A po swietach chyba robie tygodniowa I faze
- Dołączył: 2013-02-07
- Miasto: Wrocław
- Liczba postów: 584
24 marca 2013, 16:40
Ja byłam grzeczna na dukanie i na montim. Tak się zastanawiam, że na Montignacu 3 lata temu pięknie schudłam. Chyba na niego wrócę ale zostanę z Wami na wątku ok kochane?:)
- Dołączył: 2011-12-29
- Miasto: Szczecin
- Liczba postów: 412
24 marca 2013, 17:18
hoho
Sherry, to sobie rzeczywiście pofolgowałaś, ale może też Ci coś waga ruszy w dół? (mi ruszyło po drugim dniu). A jeśli nie, to na pewno ta pierwsza faza coś pomoże. Dziewczyny, ja też nie bardzo daje radę wytrwać w postanowieniach... szczególnie jeśli chodzi o czekoladę (której przy pierwszym podejściu w ogóle mi się nie chciało jeść)
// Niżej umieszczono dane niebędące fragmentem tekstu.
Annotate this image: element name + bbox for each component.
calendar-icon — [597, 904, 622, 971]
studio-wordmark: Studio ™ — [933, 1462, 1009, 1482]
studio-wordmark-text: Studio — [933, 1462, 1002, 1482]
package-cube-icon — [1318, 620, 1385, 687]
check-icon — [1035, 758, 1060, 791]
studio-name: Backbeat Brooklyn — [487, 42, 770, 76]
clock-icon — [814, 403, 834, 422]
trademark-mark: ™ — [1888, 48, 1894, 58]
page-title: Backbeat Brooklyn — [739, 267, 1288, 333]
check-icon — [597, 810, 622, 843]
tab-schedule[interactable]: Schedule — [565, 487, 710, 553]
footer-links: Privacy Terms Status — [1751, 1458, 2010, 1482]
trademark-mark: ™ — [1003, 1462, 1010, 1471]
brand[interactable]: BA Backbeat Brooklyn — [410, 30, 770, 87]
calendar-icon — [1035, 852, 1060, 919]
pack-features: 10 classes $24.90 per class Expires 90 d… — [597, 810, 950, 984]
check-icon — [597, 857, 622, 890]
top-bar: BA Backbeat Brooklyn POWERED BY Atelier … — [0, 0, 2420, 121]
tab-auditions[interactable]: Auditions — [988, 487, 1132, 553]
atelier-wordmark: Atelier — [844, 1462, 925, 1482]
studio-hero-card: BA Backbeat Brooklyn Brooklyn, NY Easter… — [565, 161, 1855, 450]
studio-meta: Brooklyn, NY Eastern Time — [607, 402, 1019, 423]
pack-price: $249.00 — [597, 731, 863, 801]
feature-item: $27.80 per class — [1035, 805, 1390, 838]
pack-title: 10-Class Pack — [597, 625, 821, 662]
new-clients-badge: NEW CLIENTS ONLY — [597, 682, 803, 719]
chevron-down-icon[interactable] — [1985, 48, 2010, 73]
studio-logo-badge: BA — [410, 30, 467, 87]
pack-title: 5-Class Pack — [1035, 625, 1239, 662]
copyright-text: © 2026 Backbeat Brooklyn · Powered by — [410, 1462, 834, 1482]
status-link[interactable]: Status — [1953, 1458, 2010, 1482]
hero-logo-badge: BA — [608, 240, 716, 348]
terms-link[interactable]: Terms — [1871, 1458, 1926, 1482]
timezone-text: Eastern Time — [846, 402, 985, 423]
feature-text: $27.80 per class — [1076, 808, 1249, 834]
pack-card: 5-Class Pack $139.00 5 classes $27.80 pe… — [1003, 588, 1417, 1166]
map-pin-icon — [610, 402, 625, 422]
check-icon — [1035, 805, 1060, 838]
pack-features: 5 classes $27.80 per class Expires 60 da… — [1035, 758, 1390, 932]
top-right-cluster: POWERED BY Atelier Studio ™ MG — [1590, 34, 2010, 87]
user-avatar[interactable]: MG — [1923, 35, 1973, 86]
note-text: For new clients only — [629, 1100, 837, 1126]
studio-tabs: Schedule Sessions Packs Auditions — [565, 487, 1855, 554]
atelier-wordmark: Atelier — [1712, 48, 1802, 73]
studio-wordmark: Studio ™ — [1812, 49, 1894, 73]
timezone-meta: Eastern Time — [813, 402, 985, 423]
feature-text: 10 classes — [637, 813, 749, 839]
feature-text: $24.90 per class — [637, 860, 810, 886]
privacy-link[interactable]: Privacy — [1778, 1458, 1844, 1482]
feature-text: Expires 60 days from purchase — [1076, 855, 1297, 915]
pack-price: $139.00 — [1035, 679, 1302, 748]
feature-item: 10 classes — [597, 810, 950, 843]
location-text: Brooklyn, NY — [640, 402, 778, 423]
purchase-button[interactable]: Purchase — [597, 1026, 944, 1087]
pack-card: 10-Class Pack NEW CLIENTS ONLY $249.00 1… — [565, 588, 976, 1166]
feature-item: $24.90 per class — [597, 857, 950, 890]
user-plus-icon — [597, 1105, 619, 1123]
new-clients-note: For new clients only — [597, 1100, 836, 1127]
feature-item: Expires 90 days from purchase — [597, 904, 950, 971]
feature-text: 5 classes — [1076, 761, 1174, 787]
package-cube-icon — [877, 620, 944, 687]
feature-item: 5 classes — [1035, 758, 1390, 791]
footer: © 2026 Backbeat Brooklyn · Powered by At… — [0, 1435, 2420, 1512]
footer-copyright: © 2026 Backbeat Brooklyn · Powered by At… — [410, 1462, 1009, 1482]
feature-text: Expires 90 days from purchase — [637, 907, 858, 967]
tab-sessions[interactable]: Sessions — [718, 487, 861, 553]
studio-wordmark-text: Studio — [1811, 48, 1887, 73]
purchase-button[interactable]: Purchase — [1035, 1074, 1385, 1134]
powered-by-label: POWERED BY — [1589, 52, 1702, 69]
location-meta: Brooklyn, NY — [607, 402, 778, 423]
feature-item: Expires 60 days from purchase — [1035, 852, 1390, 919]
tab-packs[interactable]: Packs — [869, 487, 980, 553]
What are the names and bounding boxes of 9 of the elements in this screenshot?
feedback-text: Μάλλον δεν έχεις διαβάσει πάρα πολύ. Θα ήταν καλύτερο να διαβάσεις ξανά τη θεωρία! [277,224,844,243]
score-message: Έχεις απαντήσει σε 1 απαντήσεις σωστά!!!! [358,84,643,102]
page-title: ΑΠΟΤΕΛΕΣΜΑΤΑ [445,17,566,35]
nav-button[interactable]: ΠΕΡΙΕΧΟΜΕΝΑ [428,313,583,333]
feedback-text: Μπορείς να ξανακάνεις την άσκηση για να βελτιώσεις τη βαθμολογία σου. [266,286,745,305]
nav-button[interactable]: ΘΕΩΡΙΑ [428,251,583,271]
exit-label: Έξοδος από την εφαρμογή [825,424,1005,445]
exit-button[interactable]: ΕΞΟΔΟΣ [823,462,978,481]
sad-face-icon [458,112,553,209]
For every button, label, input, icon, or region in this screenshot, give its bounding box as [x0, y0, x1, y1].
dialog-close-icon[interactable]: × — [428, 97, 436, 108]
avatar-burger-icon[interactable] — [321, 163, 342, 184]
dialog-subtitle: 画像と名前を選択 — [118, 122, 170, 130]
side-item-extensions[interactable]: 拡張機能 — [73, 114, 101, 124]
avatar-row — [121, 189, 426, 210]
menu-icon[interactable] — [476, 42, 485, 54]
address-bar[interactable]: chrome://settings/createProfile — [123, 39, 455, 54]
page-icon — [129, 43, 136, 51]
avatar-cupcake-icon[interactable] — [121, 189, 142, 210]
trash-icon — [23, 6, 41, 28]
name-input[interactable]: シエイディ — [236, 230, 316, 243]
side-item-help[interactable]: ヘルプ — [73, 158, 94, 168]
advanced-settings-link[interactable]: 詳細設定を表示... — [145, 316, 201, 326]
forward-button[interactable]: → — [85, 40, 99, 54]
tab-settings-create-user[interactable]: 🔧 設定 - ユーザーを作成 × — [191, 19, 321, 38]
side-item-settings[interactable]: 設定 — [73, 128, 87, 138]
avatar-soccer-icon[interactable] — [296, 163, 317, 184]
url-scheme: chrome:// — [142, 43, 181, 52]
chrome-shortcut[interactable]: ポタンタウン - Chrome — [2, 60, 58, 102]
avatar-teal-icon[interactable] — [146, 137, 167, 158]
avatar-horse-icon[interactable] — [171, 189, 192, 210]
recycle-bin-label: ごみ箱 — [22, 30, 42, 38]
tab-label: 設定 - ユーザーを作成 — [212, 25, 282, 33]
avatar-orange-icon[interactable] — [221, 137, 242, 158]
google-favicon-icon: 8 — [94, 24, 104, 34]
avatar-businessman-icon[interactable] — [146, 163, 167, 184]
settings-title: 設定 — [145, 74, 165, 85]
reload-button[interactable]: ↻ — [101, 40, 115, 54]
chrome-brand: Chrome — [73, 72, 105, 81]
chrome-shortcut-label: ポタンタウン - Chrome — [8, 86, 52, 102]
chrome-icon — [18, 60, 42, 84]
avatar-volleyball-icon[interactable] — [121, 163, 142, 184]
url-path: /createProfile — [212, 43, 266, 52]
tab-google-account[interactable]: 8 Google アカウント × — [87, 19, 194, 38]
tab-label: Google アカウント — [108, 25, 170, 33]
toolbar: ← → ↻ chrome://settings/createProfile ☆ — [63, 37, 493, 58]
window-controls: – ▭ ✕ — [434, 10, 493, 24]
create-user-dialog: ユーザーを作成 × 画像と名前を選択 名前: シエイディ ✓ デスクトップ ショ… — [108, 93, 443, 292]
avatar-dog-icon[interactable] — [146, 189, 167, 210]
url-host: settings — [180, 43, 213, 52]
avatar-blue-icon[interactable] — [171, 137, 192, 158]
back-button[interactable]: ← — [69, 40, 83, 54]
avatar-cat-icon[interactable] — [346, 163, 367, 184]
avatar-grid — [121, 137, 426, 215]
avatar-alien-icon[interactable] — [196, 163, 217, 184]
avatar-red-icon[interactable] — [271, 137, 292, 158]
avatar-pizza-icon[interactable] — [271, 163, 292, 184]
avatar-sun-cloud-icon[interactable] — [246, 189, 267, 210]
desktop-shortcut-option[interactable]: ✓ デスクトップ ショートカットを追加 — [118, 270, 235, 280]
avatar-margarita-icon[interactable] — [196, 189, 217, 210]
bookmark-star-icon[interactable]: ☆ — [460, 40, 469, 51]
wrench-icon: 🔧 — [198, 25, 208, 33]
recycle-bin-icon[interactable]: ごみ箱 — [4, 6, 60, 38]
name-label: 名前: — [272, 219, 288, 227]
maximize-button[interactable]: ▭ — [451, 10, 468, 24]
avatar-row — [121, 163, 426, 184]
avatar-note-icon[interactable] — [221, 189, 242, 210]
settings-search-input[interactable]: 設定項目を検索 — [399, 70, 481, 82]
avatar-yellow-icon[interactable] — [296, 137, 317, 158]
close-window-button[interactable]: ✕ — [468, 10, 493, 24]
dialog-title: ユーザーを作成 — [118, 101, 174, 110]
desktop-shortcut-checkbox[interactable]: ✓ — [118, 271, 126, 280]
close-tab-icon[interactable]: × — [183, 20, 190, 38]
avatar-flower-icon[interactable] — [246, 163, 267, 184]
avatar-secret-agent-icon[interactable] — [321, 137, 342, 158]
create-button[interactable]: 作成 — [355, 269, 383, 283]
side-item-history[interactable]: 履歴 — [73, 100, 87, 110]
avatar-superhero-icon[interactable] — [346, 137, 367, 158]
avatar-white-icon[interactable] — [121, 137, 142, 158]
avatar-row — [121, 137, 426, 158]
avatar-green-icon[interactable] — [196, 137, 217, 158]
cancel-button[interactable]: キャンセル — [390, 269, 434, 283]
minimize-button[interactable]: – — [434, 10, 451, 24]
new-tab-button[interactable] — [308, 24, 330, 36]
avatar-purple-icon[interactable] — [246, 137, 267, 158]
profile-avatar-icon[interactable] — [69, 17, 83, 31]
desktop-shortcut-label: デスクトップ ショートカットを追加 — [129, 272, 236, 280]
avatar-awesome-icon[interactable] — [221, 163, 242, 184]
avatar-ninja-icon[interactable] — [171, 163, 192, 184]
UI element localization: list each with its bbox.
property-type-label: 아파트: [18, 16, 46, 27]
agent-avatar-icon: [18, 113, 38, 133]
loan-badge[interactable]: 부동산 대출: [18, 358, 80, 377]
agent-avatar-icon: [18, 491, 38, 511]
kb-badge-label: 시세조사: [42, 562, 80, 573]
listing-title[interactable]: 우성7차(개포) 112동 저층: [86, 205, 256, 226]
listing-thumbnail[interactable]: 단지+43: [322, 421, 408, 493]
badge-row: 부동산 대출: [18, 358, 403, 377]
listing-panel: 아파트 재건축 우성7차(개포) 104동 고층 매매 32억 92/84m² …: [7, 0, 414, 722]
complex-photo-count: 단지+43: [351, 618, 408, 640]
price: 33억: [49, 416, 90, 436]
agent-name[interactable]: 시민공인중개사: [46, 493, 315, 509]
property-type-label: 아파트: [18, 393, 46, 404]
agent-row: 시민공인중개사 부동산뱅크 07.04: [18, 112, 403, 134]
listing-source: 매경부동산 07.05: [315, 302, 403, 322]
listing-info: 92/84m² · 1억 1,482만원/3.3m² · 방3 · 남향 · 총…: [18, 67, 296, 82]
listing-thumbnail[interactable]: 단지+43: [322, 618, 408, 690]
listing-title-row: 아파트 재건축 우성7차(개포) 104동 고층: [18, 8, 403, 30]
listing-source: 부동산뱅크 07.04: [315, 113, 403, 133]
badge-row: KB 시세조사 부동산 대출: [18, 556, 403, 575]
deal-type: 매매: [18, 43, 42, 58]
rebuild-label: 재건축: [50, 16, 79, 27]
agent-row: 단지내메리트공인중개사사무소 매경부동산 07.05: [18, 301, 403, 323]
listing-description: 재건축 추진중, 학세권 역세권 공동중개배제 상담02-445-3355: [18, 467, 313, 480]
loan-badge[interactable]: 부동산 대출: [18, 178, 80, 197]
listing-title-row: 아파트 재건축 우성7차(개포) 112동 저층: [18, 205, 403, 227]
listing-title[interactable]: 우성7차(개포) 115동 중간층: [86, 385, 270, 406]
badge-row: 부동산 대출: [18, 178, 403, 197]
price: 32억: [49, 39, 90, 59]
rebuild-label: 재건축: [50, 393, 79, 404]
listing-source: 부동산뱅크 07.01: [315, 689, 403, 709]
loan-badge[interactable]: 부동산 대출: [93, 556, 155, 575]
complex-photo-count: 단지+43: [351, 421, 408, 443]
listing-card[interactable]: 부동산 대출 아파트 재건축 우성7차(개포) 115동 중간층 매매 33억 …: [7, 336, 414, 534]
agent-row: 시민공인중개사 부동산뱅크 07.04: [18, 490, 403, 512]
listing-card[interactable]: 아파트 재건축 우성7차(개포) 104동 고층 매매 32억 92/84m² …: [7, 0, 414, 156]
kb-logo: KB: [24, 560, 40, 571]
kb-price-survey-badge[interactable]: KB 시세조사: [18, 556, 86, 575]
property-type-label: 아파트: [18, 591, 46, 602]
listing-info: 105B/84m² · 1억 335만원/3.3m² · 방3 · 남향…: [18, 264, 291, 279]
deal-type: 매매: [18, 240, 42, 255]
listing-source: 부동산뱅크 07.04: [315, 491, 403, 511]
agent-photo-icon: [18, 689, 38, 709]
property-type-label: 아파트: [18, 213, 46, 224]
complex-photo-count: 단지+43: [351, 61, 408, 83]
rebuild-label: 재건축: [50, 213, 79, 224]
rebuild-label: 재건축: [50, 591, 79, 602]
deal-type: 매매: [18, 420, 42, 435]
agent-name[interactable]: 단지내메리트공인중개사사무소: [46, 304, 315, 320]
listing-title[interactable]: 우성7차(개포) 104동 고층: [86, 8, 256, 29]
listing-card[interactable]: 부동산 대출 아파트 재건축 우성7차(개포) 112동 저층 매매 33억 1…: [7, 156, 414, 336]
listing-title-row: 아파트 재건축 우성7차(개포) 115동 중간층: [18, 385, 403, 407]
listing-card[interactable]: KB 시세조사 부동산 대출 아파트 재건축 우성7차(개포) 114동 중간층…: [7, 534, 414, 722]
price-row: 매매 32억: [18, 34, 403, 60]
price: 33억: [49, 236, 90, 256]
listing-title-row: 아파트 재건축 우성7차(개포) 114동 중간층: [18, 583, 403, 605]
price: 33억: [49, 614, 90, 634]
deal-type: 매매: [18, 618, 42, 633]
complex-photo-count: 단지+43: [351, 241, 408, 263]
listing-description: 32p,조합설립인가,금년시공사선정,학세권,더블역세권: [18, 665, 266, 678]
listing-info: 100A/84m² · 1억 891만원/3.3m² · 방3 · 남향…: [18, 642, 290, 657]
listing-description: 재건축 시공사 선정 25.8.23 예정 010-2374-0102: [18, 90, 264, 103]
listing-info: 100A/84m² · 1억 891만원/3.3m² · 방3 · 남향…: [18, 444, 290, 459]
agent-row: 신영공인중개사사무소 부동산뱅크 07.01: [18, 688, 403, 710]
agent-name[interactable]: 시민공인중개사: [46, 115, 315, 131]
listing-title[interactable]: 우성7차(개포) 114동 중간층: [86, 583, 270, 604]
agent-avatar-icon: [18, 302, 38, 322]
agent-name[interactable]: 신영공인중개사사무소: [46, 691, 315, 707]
Jakaś słabsza motywacja chyba jest za drugim razem. Właśnie wsunęłam tabliczkę.
Alex, zostań z nami, pewnie!
Chyba już i tak mało która trzyma się ściśle zasad SB
Po prostu chudnijmy sobie powoli ze swoimi grzeszkami
Ja wychodzę z takiego założenia, że jak mam na coś straszliwą ochotę na diecie to muszę do zjeść (odchudzone, albo w bardzo małej porcji) bo inaczej - zaraz po diecie się na to rzucę bez pohamowania!
P.S. Która to miała się ważyć w sobotę? Jestem ciekawa efektów :) No i czemu nas tu tak mało? Gdzie się podziała reszta dziewczyn?